Croissance à trois chiffres de l'activité ordinaire
Le passage de la Segunda à la Primera est toujours un moment crucial pour un club de football : une exposition médiatique plus importante, des finances boostées par les recettes audiovisuelles, et l'excitation du maintien. L'UD Las Palmas n'a pas échappé à cette règle et a pleinement saisi l'opportunité pour développer son activité ordinaire en 2023/2024.
Le club de Gran Canaria a bouclé la saison avec un chiffre d'affaires net en hausse de 191,6 %, atteignant 70,53 millions d'euros, après trois exercices passés dans l'antichambre du football professionnel espagnol. Pour son retour en Liga, toutes les lignes d'activité ont connu nette amélioration.
- Le matchday (billetterie et abonnements) a triplé ses recettes pour atteindre 14,66 millions d'euros.
- Le secteur commercial, porté par les partenariats institutionnels (notamment avec le Cabildo de Gran Canaria), commerciaux (Caixabank, Disa, Cordial Hotels) et techniques (Hummel), a progressé de 14,5 % pour atteindre 11,42 millions.
- Quant aux droits TV, ils ont bondi de 392,8 %, s'envolant à 43,72 millions d'euros et devenant de loin la première source de revenus du club.
Bien entendu, cette croissance exceptionnelle ne propulse pas encore l'UD Las Palmas parmi les mastodonte économique de LaLiga, toujours dominée par le Real Madrid et ses 1,04 milliard d'euros de chiffre d'affaires net.
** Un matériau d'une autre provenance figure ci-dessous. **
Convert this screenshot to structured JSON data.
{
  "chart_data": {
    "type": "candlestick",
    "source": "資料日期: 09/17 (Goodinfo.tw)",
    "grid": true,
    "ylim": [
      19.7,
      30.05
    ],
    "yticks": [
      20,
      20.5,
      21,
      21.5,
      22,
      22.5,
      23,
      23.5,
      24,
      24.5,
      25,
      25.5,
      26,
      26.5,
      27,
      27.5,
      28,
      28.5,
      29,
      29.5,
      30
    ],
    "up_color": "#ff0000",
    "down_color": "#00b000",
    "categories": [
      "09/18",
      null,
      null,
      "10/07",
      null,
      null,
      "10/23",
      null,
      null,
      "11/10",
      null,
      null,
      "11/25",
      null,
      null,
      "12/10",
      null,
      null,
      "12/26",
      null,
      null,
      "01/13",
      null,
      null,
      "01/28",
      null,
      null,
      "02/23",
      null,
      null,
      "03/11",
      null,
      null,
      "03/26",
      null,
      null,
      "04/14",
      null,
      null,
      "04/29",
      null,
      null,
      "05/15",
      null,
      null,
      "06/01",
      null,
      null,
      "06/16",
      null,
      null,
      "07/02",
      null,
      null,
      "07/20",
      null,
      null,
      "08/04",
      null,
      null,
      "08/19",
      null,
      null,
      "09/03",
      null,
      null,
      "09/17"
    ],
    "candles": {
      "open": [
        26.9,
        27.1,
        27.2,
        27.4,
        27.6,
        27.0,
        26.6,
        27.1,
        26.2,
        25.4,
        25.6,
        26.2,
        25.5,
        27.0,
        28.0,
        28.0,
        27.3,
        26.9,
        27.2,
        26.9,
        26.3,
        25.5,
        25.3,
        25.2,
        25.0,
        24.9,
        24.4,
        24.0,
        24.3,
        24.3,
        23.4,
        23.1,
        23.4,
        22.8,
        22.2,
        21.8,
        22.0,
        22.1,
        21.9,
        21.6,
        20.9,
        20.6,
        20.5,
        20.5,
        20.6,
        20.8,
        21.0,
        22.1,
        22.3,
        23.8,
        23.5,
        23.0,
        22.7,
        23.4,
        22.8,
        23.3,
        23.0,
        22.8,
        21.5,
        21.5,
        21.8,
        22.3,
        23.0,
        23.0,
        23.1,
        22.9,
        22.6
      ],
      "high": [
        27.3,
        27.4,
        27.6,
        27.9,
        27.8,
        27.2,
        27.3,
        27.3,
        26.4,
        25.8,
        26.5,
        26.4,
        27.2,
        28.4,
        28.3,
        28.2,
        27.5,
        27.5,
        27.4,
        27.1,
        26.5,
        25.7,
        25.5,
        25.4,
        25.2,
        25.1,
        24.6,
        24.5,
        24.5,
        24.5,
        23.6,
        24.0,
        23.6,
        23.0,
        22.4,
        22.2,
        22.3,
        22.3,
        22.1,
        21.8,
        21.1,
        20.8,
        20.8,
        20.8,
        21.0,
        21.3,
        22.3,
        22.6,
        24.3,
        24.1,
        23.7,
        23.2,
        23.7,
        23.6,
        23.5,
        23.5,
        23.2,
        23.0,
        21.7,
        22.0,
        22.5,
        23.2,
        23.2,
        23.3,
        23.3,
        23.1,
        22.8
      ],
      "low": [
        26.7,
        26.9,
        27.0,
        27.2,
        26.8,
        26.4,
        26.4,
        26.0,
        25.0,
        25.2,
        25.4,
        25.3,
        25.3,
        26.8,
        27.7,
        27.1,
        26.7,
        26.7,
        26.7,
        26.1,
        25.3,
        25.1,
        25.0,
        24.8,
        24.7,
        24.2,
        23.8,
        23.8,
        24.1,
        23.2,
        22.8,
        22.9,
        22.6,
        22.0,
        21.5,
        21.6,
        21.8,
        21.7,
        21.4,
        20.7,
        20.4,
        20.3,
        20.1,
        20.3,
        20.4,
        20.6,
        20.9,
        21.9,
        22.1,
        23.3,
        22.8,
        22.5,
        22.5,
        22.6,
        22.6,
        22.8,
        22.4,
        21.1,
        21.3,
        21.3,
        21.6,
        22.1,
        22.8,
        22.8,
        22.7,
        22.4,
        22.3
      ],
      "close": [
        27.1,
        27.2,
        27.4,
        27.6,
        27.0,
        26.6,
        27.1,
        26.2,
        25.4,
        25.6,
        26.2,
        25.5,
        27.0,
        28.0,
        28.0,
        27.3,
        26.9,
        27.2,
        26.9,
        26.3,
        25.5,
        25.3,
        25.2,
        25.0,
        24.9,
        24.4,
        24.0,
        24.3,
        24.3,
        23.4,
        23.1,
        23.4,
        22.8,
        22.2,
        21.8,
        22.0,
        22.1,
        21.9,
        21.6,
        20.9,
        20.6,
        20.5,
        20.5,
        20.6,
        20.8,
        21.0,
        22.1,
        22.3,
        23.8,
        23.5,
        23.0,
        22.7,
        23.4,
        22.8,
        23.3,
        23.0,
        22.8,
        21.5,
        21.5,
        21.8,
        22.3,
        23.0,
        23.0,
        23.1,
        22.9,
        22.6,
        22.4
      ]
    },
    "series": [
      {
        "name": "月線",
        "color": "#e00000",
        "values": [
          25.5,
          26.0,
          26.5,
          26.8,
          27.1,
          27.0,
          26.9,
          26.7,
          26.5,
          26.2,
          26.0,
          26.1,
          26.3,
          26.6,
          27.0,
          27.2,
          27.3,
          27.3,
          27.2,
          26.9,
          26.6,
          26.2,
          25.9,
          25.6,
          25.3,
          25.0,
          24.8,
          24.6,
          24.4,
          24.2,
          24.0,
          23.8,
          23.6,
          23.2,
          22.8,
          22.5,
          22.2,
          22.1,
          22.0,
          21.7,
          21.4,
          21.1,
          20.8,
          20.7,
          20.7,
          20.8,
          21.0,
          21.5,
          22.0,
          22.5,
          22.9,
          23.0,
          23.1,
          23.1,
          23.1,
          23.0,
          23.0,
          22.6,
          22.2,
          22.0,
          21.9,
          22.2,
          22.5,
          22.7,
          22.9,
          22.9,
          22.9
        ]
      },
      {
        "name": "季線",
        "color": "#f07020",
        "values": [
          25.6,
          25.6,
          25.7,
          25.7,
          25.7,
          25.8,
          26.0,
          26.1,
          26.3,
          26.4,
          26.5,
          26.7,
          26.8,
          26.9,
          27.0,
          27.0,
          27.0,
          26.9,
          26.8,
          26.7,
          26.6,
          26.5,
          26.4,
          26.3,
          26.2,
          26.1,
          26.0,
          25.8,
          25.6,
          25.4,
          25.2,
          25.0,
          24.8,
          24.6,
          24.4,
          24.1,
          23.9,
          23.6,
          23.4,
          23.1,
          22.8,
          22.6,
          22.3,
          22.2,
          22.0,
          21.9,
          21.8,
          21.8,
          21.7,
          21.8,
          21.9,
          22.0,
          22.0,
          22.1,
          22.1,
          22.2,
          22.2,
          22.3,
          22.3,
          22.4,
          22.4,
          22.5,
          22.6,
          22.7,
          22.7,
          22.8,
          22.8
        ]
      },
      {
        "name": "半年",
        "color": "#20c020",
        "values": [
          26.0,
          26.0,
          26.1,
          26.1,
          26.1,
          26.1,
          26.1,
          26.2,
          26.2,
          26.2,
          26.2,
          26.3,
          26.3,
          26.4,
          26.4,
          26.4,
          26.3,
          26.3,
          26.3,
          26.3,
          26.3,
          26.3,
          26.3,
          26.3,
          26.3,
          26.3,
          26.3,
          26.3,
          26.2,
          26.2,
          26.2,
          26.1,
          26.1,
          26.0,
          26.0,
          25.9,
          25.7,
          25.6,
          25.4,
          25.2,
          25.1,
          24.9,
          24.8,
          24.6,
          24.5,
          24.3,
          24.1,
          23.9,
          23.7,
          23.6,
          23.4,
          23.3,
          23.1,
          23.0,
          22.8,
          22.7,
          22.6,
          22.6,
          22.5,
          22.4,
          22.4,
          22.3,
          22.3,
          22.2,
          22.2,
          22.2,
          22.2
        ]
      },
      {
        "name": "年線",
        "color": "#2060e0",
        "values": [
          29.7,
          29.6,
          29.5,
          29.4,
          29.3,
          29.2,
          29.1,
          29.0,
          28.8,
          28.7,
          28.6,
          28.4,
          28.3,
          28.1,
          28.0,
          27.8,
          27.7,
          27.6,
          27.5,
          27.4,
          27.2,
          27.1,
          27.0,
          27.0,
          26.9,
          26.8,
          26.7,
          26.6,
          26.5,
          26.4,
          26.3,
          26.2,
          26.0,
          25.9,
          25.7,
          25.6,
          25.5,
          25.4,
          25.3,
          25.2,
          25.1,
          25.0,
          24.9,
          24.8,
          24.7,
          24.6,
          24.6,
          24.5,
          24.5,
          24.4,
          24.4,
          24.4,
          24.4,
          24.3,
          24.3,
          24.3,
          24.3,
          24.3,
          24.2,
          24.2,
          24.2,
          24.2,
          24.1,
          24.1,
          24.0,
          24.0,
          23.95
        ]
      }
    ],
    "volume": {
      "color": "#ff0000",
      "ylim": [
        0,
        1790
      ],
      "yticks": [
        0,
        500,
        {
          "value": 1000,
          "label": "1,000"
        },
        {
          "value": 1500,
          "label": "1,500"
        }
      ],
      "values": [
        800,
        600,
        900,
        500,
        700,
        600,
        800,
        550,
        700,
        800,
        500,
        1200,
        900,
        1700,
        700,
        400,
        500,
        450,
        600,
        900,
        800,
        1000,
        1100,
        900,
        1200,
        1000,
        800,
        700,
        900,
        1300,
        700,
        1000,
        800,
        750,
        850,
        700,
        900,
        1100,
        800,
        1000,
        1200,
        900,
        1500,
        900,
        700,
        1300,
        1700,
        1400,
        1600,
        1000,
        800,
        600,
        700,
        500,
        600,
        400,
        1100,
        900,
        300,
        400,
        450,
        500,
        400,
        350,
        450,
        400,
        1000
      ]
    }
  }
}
Avec 70,53 millions d'euros en 2023/2024, Las Palmas se classe au 15e rang des clubs espagnols, en dessous de la moyenne de la compétition, établie à 186,72 millions d'euros selon les données compilées par FEB Analytics, l'outil de veille de Foot Espagne Business.
Toutefois, le club devance plusieurs équipes déjà bien installées dans l'élite, comme Getafe CF (60,07 millions) ou Cadiz CF (62,05 millions). Bien qu'ils aient une part droits TV légèrement plus élevée, Las Palmas les surpasse dans les recettes de matchday et dans le secteur commercial, témoignant de sa singularité d'entité insulaire, dans un archipel où la suprématie footballistique se joue face au CD Tenerife, club de l'île voisine actuellement en Segunda Division.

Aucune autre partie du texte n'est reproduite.